O futuro das relações entre os Estados Unidos, Irã e Israel continua a ser um tema delicado e complexo no cenário geopolítico contemporâneo. Jeffrey Sachs, economista renomado e professor da Universidade de Columbia, oferece uma análise crítica, sugerindo que o fechamento das bases militares americanas no Oriente Médio pode ser um passo essencial para a paz na região.
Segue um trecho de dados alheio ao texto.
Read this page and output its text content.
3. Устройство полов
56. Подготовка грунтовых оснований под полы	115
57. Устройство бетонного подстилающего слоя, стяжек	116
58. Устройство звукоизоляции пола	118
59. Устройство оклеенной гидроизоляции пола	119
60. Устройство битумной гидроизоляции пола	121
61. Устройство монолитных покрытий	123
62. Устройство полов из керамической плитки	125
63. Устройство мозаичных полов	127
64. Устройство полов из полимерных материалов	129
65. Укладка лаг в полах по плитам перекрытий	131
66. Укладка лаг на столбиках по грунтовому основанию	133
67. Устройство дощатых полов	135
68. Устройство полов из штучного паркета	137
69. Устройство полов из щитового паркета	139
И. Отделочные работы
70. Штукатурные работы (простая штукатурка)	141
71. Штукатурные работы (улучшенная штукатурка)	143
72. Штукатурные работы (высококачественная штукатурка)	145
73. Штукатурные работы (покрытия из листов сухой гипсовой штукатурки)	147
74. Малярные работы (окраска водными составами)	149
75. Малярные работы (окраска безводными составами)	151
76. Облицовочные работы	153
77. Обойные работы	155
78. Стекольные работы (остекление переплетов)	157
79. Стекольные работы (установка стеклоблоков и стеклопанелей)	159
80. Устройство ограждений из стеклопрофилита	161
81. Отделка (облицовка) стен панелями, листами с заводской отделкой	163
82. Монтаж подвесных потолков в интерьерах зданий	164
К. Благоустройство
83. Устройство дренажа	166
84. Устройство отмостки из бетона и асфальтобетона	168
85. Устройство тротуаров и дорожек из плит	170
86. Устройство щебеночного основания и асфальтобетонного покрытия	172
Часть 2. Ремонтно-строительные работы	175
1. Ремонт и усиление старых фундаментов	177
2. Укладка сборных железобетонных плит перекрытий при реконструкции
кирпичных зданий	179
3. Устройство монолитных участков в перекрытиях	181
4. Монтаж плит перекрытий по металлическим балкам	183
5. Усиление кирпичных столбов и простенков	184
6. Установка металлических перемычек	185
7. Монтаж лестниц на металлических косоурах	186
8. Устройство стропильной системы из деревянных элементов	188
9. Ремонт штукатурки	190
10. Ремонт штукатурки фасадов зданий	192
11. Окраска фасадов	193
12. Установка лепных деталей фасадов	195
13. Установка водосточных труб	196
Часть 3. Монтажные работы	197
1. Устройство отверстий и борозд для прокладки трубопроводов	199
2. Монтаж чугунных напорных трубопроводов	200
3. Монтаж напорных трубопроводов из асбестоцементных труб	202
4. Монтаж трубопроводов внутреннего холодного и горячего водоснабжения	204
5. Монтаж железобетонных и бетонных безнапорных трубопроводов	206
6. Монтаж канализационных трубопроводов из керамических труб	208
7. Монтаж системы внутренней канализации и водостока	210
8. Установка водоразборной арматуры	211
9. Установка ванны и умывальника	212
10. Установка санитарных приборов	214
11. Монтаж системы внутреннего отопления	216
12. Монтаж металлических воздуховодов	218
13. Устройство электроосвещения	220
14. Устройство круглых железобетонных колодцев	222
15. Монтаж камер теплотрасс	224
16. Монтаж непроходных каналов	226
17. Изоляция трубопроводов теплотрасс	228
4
Segundo ele, a presença militar dos EUA tem, ao invés de proteger, contribuído para a instabilidade, atraindo ataques iranianos diretos a essas instalações.

Na visão de Sachs, a falta de disposição de Washington para estabelecer concessões com Teerã, juntamente com o desejo de Israel de prolongar o conflito, criam um ambiente volátil e perigoso. O professor enfatiza que o Irã, preparado para uma resposta a ataques militares, possui um arsenal significativo e recebendo apoio de potências como China e Rússia. Essa situação levanta a questão da eficácia das estratégias militares adotadas pelos EUA e seus aliados na região, que parecem não proporcionar a segurança esperada.

Adicionalmente, Sachs critica a abordagem do ex-presidente Donald Trump, que, acreditando que a eliminação de líderes iranianos levaria a um governo proamericano, subestimou as complexidades da geopolítica local. Ele alerta que, se o conflito não for solucionado, não apenas a economia exterior dos EUA será impactada, mas as consequências se espalharão por toda a economia global.

Recentemente, a escalada de tensões culminou em ataques aéreos coordenados entre EUA e Israel contra alvos no Irã, levando a represálias por parte de Teerã, que também executou ataques em direção ao território israelense. Esse ciclo de retaliações intensifica o cenário de insegurança, que poderia ser aliviado, de acordo com Sachs, com um diálogo construtivo entre as partes envolvidas.

Dessa maneira, a reflexão de Sachs sobre a necessidade de fechamento das bases militares americanas é um apelo à diplomacia em um cenário onde a militarização tem falhado em promover a paz desejada. A solução para a crise no Oriente Médio, segundo ele, começa com a vontade de todos os atores de buscarem uma mesa de negociações e reconhecerem as raízes dos conflitos, muitas vezes ligadas às ambições de Israel na região.